See https://jenkins.softwareheritage.org/job/DGRPH/job/tests-on-diff/62/ for more details.

seirl requested review of this revision.Thu, Jan 7, 5:46 PM
zack requested changes to this revision.Fri, Jan 8, 4:09 PM
zack added inline comments.
java/src/main/java/org/softwareheritage/graph/utils/ComposePermutations.java
10–12

A docstring stating what this is used for in the context of swh-graph would be nice to have here.
(What a permutation composition is is pretty obvious both in absolute terms and in the code, but a big picture kind of brief explanation would be useful for whoever opens this file.)

swh/graph/webgraph.py
69–73

Still not a fan of this. I understand your argument that is not really useful because the first naive BV graph is loaded only once, but (1) it only takes 12 minutes in a process that takes more than 1 weeky and (2) the subsequent step might fail for whatever reason, and if it does and we have to restart it, we might gain something. Also, the steps are configurable, so people who don't like this can just skipping this step.

90–92

It's probably worth to make these values configurable right now before landing, rather than later. It's easy to do and we still want to play with them quite a bit I think.
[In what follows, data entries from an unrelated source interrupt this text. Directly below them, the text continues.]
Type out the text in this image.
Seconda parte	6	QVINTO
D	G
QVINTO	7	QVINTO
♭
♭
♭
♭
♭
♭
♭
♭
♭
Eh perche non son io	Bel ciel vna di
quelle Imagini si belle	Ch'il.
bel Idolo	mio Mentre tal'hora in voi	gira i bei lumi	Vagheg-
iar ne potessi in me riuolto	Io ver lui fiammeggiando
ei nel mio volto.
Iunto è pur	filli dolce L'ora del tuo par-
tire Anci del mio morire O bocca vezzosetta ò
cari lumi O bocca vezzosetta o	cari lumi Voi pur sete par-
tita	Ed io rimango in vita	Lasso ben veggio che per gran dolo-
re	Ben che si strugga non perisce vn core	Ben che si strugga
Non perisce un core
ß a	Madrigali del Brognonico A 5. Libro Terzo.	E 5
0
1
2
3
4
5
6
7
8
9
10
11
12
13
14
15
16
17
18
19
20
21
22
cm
Aside from the TODO, are these the "good ones" based on the limited experience we have thus far with this?

130

this should stay if you accept my suggestion of keeping the -bv.obl step

This revision now requires changes to proceed.Fri, Jan 8, 4:09 PM
seirl planned changes to this revision.Fri, Jan 8, 4:17 PM

I'm realizing that this is missing the "simplified" step and needs more changes.

swh/graph/webgraph.py
90–92

Yes, these are the good ones.

130

Not really since we remove the -bv graph entirely, the .obl will be useless.